Put all together, it’s a recipe for early exits, especially in healthcare where there is intense competition for qualified employees, especially nurses. A Colosi PayScale BenchMark Report found that:

  • Healthcare turnover rate has increased 27 percent in the past 5 years.
  • 63 percent of healthcare firms surveyed cited retention of top performers as the top compensation objective.
  • RN turnover costs, on average for hospitals, is $4.9 – 7.6M per year.

To be fair, many healthcare organizations are trying to be proactive. Many are embracing more frequent reviews, such as rounding practices, but they are not tying compensation to those. According to Deloitte, 20 percent of companies are giving workers performance ratings more than once a year, but only 9 percent are adjusting salary at that pace. And even when they do review compensation, they are using programs aligned with the strategies Holbert referenced, ones built in a rigid manner to only focus on experience and tenure, vs. satisfaction and other intangibles that might be part of the review process.

Swap spreadsheets for a sound strategy

To address this multifaceted and often thorny issue, HealthStream has begun to study compensation’s many pain points from the administrative perspective, and identified barriers to a sound compensation strategy.

From the study, crucial components of any compensation strategy must include outcomes that improve budget adherence, provide individualized recognition, boost transparency and compliance, empower managers and, most importantly, create happy employees.

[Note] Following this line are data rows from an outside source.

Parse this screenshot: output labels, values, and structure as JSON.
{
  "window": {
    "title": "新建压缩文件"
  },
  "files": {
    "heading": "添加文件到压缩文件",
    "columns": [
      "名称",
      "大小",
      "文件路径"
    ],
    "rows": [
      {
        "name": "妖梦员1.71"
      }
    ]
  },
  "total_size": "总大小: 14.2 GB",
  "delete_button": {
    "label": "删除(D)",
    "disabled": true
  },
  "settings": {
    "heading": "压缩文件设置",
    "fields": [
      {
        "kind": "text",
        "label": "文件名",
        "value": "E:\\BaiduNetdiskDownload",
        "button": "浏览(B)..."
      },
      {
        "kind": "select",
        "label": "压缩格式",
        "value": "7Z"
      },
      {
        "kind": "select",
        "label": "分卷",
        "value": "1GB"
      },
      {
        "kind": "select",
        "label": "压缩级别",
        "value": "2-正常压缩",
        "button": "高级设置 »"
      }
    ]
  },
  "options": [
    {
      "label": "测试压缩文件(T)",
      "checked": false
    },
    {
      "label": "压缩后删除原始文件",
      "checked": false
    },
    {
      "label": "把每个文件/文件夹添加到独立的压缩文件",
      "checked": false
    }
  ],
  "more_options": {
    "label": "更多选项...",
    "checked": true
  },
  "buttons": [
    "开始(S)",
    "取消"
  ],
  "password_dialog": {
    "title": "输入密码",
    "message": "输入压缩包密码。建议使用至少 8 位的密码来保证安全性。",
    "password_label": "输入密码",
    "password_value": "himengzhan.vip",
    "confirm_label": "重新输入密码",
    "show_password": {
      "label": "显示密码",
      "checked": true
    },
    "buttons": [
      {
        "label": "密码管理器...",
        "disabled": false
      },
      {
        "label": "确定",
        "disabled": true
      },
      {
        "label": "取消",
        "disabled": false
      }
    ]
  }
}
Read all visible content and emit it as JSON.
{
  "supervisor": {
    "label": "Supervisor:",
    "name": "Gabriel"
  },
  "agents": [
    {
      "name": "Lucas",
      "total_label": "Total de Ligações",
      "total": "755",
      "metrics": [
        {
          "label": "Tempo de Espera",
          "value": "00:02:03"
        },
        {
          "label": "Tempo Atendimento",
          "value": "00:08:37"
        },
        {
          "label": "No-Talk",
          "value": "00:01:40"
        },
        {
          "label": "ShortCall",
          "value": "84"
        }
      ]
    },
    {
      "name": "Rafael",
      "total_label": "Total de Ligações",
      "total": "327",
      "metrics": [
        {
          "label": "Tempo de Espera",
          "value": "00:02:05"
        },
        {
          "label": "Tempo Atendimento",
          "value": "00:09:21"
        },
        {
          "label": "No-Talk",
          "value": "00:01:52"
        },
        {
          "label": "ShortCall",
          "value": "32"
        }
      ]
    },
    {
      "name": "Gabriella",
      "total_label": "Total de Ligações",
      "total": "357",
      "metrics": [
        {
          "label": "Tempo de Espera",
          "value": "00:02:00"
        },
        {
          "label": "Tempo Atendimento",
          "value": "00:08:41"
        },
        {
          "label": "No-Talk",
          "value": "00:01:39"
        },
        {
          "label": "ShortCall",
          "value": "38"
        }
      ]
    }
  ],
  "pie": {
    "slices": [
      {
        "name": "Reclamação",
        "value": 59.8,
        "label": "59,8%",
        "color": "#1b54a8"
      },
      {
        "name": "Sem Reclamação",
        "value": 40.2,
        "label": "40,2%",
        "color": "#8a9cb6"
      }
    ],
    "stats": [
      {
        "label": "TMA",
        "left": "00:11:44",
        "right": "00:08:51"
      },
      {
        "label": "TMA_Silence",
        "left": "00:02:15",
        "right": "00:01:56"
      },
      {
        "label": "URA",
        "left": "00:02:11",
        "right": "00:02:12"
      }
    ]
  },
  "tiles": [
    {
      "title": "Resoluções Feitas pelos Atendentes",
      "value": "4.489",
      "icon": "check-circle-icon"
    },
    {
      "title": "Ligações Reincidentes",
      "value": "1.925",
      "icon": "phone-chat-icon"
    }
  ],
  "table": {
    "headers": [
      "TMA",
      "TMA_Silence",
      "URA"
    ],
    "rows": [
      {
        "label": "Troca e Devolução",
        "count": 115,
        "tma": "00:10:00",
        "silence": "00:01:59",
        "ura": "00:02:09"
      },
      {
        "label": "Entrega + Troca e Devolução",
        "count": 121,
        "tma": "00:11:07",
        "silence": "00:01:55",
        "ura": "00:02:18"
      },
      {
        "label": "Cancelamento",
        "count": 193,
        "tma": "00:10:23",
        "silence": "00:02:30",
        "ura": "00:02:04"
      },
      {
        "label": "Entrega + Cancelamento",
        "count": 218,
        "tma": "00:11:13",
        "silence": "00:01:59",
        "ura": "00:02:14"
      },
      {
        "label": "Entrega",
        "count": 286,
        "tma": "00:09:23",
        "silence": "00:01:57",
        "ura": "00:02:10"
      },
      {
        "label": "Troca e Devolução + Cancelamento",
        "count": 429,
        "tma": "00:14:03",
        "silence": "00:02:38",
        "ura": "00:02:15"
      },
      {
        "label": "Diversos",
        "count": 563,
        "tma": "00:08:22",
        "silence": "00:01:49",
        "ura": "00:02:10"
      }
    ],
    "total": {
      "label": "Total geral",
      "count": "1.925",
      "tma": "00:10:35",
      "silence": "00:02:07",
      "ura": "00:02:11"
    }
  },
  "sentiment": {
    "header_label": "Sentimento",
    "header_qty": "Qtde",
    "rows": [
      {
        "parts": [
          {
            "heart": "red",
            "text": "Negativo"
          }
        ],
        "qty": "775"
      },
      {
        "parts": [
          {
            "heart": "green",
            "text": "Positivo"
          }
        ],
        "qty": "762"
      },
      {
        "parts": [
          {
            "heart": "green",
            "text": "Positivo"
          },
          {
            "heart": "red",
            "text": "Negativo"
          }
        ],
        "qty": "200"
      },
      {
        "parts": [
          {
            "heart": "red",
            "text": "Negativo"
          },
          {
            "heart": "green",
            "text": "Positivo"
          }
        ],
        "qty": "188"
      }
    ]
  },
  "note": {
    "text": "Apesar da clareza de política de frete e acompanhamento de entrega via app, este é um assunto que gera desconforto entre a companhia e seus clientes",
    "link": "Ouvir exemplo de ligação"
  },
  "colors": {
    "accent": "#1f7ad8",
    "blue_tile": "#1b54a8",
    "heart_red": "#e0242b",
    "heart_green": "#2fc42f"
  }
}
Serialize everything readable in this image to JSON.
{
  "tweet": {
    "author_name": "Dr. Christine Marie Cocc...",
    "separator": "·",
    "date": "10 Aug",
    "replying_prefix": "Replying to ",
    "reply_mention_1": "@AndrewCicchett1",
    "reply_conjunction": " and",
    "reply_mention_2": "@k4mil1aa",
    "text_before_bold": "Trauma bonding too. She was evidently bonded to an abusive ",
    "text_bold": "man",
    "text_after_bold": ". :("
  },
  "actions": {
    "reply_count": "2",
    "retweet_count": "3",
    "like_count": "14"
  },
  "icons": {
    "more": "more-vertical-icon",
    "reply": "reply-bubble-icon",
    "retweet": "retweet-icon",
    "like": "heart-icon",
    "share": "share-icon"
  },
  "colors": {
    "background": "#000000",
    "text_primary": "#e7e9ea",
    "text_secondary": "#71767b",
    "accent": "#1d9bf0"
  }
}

“Technology can now drive this process,” says Holbert, responsible for creating tools to support compensation strategies across a variety of healthcare organizations. “The result, a predictive solution that allows users to manage many different merit, bonus and equity plans alongside their specific rules and budgets.”

Compensation is key to achieving critical business outcomes: engagement, retention, increased performance. More frequent conversations around compensation, coupled with actual compensation strategy that occurs outside the annual review process, will be a major driver in reducing turnover in all positions, but particularly in RN and other positions where onboarding and training are very costly.